REPUBLIKA.CO.ID, JAKARTA -- Menteri Koordinator Bidang Perekonomian Airlangga Hartarto menyatakan mekanisme kliring perdagangan karbon diatur melalui Sistem Resi Gudang atau SRG.
Airlangga mengungkapkan mekanisme perdagangan karbon tersebut diputuskan usai Rapat Terbatas di Istana Merdeka, Jakarta, Rabu (3/5/2023).
"Kliring perdagangan karbon itu melalui SRG, yaitu yang meregistrasi melalui Kementerian Lingkungan Hidup dan Kehutanan (KLHK). Pembahasan registrasi itu harus jelas di awal. Kalau lahan yang digunakan perdagangan karbon sudah jelas di awal baru bisa diperdagangkan," kata Airlangga di Kompleks Istana Kepresidenan Jakarta.
Airlangga merinci registrasi untuk perdagangan karbon dilakukan terlebih dahulu melalui KLHK agar lahan yang digunakan untuk perdagangan sudah clean and clear. Perdagangan karbon juga menggunakan sistem perdagangan elektronik yang dapat menelusuri hutan asal yang memproduksi karbon tersebut.
Dalam kesempatan yang sama, Menteri Investasi Indonesia Bahlil Lahadalia menjelaskan pemerintah akan meninjau perizinan di area konsesi, seperti hutan lindung dan konservasi. "Kita sudah melakukan keputusan tentang penataan perizinan bagi wilayah-wilayah izin yang di dalam ruang area konsesi seperti hutan lindung. Kemudian di area konservasi, ini akan kita melakukan peninjauan," kata Bahlil.
Indonesia disebut memiliki potensi pasar karbon yang besar. Dengan hutan tropis terbesar ketiga di dunia seluas 125 juta hektare, Indonesia memiliki potensi besar memimpin pasar karbon yang diperkirakan mampu menyerap 25 miliar ton karbon.

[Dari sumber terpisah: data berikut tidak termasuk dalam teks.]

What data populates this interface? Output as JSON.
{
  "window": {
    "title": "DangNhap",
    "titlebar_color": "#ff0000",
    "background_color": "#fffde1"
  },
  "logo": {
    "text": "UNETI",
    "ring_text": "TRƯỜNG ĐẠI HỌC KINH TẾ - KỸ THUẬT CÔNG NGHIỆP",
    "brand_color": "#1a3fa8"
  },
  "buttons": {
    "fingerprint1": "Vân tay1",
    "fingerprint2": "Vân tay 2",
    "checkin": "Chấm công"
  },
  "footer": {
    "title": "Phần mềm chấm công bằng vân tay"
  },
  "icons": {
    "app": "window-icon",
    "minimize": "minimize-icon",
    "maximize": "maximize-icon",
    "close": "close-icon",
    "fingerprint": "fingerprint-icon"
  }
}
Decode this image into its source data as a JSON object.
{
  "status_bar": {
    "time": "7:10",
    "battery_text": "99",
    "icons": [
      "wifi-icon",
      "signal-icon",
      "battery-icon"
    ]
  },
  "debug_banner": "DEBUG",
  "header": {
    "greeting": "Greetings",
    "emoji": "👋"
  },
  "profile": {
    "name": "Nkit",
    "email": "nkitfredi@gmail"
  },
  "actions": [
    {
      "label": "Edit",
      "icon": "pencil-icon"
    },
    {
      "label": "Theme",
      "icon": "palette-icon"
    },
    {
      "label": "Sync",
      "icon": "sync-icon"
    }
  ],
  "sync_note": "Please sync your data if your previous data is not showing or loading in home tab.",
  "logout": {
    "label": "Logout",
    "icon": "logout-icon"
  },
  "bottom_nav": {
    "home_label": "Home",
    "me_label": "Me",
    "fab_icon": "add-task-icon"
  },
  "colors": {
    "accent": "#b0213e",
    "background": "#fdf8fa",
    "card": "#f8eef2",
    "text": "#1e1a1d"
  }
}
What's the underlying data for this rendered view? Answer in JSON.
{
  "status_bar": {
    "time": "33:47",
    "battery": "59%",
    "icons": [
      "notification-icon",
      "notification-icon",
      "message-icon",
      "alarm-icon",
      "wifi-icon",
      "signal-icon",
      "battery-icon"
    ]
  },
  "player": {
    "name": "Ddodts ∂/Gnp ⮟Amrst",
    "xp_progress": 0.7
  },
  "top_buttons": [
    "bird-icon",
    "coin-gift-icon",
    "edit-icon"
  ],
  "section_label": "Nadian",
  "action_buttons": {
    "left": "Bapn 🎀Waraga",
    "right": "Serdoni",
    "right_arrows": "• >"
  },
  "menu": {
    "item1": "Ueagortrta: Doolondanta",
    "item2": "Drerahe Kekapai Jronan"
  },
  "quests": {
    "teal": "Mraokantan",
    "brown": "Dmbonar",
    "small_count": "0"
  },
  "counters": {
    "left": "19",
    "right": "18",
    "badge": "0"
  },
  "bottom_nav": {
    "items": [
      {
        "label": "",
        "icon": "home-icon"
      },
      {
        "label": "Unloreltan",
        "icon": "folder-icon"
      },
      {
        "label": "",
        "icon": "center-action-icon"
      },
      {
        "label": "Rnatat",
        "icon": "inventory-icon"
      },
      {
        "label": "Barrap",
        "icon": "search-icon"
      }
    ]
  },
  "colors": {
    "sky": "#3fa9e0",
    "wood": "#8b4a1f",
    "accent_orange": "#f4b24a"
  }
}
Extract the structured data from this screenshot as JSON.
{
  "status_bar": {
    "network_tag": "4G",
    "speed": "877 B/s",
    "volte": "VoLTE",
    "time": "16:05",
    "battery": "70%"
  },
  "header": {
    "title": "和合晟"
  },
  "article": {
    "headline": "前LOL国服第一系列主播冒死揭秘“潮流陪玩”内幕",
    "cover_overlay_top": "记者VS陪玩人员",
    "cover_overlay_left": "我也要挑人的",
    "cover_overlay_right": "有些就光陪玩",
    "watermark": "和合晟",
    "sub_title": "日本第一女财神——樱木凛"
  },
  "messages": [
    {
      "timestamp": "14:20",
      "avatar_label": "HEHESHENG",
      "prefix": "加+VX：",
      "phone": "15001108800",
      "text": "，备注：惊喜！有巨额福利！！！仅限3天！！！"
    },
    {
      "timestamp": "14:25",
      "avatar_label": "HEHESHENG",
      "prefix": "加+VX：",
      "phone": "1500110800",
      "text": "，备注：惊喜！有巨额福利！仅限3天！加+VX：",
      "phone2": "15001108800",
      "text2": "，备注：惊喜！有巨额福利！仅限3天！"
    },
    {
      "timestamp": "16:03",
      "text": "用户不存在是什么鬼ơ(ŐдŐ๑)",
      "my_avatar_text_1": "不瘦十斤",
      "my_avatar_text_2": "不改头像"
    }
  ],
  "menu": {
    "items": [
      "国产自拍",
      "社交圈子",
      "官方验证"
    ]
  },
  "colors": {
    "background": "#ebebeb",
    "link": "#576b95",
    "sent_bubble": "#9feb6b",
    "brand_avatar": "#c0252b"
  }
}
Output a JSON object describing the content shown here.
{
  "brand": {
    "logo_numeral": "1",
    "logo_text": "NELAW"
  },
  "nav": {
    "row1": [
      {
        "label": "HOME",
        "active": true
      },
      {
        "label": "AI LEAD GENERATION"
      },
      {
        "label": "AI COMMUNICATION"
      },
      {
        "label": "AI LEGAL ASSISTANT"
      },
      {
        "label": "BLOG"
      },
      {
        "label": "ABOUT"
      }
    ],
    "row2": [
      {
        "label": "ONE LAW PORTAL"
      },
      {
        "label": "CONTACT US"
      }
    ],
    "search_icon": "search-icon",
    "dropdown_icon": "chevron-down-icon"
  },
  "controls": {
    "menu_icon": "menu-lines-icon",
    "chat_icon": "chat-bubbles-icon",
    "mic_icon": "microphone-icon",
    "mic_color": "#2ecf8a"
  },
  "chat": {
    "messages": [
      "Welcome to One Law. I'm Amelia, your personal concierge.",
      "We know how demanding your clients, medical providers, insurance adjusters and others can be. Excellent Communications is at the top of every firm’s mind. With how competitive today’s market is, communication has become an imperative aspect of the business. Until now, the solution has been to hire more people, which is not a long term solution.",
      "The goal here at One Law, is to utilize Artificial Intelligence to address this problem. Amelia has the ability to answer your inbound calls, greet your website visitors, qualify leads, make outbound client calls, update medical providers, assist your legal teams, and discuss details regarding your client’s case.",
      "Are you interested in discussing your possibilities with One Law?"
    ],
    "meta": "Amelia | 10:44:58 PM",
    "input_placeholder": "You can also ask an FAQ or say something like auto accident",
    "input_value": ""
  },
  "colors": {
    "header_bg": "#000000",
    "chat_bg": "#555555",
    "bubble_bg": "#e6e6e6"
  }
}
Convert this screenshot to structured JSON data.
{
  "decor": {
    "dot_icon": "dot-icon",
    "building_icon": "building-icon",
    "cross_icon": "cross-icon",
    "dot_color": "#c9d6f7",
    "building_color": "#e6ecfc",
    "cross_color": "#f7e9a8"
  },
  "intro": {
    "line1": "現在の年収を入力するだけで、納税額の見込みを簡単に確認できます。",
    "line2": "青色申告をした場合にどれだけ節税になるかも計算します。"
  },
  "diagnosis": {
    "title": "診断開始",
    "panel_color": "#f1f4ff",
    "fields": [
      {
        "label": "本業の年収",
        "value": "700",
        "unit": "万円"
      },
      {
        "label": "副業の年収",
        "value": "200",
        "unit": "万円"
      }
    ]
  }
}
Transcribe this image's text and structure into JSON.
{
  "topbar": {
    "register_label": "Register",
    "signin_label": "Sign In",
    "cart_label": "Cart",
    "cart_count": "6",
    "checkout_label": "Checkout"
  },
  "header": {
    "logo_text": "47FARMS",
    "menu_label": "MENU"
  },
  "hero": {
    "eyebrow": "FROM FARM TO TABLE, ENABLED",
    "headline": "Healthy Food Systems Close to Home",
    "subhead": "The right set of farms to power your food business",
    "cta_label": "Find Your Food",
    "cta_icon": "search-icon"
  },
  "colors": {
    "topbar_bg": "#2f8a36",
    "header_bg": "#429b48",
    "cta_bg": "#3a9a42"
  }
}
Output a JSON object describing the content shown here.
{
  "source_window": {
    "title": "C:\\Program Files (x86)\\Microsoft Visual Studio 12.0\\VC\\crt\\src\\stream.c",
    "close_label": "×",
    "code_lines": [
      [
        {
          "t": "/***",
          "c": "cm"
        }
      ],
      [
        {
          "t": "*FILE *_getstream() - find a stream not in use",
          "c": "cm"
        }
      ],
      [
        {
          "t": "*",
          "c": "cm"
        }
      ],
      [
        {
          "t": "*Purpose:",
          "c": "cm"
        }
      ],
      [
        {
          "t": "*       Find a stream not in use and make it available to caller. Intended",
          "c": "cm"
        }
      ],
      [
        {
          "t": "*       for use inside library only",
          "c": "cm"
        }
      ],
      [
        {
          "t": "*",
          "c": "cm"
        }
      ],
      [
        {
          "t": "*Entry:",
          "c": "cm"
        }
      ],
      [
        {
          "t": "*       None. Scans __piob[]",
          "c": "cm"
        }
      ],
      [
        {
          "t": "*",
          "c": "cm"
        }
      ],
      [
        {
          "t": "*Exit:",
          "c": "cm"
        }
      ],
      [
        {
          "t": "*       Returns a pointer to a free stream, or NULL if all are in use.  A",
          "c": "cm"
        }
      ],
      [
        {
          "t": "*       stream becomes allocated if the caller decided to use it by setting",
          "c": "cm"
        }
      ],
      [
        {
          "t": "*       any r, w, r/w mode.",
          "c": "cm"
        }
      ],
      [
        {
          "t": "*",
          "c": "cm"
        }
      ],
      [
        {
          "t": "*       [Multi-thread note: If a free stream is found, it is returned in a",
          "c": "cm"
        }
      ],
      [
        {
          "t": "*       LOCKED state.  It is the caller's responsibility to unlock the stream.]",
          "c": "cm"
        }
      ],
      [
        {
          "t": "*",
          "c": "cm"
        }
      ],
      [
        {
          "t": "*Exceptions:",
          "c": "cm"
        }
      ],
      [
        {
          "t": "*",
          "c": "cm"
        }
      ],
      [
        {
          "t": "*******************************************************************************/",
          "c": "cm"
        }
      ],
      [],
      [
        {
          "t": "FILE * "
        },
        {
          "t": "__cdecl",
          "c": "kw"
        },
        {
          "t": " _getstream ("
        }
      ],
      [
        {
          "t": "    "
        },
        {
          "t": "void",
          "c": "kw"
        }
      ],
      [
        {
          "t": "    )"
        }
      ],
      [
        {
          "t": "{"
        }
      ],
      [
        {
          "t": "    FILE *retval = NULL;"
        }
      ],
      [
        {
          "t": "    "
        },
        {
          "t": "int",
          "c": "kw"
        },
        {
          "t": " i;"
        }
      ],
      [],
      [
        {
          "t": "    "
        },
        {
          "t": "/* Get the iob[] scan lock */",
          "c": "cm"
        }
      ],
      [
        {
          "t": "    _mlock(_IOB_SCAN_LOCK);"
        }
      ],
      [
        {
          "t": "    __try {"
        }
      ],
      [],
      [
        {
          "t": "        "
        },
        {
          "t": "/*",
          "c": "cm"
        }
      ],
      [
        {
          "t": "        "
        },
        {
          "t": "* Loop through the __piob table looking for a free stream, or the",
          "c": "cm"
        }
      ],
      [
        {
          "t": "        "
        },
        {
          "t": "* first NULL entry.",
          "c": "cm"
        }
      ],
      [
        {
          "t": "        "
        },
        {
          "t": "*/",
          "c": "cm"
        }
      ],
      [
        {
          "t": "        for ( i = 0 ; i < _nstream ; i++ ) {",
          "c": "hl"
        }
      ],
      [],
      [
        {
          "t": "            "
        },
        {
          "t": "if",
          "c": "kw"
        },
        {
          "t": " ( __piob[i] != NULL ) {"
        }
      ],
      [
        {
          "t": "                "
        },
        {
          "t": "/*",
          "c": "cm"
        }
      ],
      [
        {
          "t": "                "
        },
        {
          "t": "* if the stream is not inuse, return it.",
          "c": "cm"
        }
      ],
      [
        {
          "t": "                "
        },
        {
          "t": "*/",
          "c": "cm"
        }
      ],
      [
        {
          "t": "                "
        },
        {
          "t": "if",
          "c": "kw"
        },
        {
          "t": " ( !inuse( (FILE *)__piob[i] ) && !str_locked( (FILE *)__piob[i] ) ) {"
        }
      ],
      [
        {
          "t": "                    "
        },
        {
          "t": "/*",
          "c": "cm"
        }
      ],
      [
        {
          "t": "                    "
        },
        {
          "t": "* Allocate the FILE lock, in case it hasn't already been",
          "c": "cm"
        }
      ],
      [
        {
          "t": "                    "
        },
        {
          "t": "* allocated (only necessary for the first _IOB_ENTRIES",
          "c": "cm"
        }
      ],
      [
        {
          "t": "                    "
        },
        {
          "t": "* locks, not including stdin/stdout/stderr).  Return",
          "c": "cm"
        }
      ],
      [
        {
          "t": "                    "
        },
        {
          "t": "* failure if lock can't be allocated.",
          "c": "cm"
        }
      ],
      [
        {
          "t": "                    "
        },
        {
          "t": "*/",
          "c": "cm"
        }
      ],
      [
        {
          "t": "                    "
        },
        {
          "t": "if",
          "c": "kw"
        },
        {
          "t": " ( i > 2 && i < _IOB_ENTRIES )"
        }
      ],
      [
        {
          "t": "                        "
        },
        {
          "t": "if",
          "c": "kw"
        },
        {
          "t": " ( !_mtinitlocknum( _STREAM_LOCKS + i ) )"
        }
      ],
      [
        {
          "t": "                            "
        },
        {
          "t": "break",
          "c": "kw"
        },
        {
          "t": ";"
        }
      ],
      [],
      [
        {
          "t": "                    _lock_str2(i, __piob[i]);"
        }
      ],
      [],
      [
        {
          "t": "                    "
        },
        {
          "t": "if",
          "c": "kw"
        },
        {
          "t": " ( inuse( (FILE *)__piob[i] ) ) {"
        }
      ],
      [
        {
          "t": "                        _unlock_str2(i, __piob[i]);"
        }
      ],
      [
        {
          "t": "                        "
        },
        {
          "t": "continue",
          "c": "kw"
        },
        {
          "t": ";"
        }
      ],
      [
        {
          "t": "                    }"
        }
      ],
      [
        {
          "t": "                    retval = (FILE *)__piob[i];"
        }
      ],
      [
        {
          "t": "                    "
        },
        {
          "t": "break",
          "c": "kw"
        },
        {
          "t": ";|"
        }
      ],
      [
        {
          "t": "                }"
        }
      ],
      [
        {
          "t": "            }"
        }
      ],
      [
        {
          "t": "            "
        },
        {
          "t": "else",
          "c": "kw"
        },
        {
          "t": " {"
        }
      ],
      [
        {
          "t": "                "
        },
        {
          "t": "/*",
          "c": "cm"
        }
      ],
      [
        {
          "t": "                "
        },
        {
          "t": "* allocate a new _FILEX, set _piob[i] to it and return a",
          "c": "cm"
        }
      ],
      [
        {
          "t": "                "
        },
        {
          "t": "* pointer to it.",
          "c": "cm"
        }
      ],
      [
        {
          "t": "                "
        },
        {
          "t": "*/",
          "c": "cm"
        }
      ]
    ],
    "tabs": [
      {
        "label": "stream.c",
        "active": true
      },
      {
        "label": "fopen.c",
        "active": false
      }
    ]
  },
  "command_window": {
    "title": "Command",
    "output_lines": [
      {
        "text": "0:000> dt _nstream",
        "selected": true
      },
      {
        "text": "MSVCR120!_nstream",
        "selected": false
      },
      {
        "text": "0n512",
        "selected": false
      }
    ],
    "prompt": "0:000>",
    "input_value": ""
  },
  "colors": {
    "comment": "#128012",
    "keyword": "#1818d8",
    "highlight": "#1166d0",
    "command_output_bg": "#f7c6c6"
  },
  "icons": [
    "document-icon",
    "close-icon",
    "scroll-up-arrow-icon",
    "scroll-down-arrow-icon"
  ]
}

Perdagangan karbon menjadi salah satu cara untuk mengontrol emisi karbon di suatu negara. Pemerintah Indonesia mencanangkan target dalam Nationally Determined Contribution (NDC) 2030 sekaligus net zero emmision (NZE) atau nol emisi pada 2060. Dalam dokumen NDC itu, Indonesia menargetkan pengurangan emisi sebesar 31,89 persen dengan upaya sendiri, dan sebesar 43,20 persen dukungan internasional pada 2030 nanti.